Ему-то я, конечно, обрадовался. И правда: господин чиновник место ему уступил беспрекословно. А Лебедев уже походный чемоданчик открывает.
— Давно без сознания прекрасное создание?
— Минуты две, до этого периодически, — говорю. — Думаю, наступила агония.
— Правда, что купеческая дочка загорала под луной в одном легком платочке? — спрашивает, а сам зрачки ей смотрит.
— Пристав уверяет. Я наблюдал у нее температуру выше сорока градусов.
Лебедев даже присвистнул:
— Однако!
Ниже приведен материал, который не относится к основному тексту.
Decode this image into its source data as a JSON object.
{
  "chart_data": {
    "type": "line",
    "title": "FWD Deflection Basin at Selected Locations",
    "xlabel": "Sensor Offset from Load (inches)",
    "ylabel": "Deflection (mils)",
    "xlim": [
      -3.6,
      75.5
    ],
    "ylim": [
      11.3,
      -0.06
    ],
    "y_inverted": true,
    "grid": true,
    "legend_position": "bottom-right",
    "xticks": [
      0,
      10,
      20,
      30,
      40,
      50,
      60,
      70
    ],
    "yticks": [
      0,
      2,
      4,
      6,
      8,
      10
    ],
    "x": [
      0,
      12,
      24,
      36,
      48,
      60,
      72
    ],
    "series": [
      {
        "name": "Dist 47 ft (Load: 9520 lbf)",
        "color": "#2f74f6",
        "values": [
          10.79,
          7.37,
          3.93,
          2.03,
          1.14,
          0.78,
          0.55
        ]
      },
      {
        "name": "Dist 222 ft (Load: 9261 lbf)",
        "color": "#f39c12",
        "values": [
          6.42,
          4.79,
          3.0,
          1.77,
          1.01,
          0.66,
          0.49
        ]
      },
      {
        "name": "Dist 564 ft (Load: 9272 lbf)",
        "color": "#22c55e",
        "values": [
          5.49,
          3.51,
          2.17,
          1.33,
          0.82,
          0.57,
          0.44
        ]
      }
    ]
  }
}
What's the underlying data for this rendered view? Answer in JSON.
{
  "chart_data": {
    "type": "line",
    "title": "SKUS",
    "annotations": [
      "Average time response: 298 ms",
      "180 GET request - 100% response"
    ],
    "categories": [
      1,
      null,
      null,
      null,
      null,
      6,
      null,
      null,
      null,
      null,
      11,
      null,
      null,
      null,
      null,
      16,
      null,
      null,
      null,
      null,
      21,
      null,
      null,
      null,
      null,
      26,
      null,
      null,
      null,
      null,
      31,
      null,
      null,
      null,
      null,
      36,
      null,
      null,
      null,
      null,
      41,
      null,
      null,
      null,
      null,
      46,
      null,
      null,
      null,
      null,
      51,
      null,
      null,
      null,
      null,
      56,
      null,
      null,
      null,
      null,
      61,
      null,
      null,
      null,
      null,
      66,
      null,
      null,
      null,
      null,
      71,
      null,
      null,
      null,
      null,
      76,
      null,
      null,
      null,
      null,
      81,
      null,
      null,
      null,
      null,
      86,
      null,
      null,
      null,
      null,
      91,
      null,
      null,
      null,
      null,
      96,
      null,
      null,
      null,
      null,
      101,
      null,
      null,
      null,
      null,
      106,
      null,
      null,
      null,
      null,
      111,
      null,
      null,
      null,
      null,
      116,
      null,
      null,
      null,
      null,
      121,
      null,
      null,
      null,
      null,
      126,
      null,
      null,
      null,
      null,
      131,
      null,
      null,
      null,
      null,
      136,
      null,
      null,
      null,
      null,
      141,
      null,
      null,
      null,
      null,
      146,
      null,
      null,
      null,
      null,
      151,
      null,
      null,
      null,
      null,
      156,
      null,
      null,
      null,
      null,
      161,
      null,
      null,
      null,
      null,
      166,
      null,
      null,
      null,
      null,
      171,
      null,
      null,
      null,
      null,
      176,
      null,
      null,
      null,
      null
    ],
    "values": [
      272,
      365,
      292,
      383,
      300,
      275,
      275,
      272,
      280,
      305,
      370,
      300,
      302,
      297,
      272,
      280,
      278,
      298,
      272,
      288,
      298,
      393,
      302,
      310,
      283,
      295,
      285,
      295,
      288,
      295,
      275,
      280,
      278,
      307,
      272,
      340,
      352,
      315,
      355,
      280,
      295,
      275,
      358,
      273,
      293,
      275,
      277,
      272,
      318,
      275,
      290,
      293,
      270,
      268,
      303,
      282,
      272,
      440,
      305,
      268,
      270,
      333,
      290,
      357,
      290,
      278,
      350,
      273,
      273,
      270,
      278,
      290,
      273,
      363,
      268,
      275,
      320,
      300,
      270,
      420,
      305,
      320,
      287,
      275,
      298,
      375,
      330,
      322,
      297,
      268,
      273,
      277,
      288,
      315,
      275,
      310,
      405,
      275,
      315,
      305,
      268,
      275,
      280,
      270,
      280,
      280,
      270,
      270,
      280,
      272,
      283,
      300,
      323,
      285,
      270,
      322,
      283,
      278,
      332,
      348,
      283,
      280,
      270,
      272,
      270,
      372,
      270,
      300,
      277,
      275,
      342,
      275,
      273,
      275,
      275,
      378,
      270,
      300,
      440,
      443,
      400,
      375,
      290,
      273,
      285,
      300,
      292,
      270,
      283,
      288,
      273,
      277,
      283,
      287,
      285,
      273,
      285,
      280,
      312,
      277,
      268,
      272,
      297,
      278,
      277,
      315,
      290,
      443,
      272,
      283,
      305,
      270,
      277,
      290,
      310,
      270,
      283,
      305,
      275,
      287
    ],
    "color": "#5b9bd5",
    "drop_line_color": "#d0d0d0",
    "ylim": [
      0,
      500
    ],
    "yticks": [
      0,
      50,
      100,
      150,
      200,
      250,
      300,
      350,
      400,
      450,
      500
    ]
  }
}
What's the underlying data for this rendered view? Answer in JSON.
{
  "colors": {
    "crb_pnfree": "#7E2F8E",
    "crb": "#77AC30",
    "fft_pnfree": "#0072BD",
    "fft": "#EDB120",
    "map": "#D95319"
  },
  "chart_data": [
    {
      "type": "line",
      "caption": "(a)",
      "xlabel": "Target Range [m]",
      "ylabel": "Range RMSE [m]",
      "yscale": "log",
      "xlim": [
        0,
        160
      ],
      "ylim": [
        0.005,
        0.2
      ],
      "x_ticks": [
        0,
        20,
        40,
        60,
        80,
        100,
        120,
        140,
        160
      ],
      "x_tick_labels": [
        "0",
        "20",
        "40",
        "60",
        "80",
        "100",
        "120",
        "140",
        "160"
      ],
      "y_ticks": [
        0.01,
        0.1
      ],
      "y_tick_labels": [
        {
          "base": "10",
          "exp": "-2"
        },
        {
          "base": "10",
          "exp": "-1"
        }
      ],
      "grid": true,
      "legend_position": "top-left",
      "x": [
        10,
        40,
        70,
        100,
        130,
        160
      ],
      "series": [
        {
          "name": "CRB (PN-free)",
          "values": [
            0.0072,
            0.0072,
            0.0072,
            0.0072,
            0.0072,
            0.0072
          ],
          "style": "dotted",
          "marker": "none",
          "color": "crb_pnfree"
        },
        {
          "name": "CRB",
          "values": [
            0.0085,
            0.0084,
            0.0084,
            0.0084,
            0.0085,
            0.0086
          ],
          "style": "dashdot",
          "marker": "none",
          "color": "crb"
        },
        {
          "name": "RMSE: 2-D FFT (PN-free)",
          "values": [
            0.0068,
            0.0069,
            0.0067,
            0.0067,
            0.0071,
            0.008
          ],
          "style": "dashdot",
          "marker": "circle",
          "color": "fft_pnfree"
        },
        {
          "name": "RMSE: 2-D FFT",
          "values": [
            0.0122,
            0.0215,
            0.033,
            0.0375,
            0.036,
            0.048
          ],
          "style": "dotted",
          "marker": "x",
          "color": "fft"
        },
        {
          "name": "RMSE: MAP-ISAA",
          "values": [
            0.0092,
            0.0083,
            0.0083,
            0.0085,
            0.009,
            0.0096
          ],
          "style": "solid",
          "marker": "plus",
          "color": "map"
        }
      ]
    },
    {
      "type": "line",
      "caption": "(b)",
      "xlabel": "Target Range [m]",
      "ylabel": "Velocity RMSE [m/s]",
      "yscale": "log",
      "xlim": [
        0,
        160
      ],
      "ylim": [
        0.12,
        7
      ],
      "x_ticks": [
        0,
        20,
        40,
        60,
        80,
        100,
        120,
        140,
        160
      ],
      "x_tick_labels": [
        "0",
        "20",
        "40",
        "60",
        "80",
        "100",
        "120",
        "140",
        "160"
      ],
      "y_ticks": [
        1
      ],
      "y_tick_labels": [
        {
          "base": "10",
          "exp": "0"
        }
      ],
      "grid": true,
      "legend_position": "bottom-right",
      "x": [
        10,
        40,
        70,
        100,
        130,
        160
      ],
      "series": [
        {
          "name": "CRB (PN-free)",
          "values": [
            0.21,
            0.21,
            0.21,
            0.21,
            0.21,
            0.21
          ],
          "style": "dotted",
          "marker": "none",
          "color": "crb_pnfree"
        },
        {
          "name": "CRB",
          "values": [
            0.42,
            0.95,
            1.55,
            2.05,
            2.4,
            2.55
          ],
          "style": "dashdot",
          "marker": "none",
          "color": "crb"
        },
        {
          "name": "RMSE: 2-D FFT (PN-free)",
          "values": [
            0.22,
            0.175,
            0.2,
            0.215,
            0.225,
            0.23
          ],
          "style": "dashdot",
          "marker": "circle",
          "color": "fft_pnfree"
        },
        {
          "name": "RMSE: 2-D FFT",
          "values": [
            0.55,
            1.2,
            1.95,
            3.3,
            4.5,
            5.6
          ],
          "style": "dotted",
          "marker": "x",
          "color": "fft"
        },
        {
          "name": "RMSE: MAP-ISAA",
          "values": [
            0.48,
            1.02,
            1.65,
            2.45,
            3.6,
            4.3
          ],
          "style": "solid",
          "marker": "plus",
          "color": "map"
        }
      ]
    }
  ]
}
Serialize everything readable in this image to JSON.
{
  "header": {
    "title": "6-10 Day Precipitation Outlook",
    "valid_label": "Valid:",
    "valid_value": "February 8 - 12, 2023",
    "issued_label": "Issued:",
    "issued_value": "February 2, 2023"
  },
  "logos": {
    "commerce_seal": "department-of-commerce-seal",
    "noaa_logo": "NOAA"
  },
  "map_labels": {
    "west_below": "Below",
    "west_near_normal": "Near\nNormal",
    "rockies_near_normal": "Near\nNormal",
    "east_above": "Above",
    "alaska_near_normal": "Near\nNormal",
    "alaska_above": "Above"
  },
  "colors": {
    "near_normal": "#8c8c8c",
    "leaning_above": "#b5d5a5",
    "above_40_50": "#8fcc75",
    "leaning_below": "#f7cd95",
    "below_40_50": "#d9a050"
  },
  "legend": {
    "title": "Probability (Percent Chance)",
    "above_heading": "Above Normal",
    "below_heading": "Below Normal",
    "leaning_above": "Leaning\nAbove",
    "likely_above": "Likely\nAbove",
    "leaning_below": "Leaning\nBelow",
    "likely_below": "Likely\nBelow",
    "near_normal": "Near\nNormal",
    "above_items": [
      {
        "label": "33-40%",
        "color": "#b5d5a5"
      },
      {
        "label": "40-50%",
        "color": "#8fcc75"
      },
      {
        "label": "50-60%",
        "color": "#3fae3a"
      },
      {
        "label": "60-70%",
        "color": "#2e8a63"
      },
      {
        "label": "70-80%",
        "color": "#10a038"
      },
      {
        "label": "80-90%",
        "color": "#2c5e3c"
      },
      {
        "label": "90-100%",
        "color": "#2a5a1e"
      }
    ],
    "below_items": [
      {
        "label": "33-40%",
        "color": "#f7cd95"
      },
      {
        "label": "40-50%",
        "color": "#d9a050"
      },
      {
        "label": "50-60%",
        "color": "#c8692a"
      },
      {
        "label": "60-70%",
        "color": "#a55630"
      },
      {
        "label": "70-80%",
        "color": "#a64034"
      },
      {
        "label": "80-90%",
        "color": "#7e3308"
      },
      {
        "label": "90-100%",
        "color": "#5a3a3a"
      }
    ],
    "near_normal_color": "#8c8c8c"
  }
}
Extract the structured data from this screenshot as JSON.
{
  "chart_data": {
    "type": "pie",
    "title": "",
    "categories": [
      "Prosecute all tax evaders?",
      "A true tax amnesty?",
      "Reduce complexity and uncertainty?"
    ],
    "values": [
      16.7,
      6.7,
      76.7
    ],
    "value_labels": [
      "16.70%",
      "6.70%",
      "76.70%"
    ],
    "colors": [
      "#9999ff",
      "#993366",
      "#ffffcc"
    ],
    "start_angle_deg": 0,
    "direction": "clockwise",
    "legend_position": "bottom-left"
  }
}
Какой крепкий купеческий орешек! Но не кажется ли вам, коллега, случай до удивления схож с тем, которым мы с вами занимались? И на груди пентакль, точь-в-точь как у той барышни.
Что ж, соглашаюсь, действительно похож. Хотел развить научную дискуссию, но Аполлон Григорьевич ко мне всякий интерес потерял, к Ванзарову обращается:
— Что ж, друг мой, пляшите. На указательном пальце черный след от жидкости, которой были нанесены пентакли. Верно заметили на фотографии. Поздравляю с главной уликой.
Не знаю, уж про какие улики шла речь. Я ничего не понял.
— Не с чем, — Ванзаров отвечает.
— Как это?! Главная подозреваемая наверняка изобличена и во всем призналась.
— Она не имеет отношения к убийству Наливайного.
— Значит, все запутывается.
Джуранский и тут не удержался:
— Так точно…
Лебедев пиджак скидывает, рукава закатывает и заявляет:
— Ладно, господа, вы идите, а мы с Эммануилом Эммануиловичем попробуем привести это тело в живое состояние.
На подобное чудо я не способен. Уж не знаю, как Аполлон Григорьевич собирался ее оживить, только не пришлось ему мастерством блеснуть. Барышня пошевелилась, хоть глаза не открыла, и шепчет:
— Венеров…
Этот сразу оживился, чуть Лебедева не оттолкнул, к ней склонился:
— Я здесь, Надежда Поликарповна.
— Бесценная реликвия… Она… Она была там… Он прятал… Я все видела… Он взял ее… Она бесценна для всех…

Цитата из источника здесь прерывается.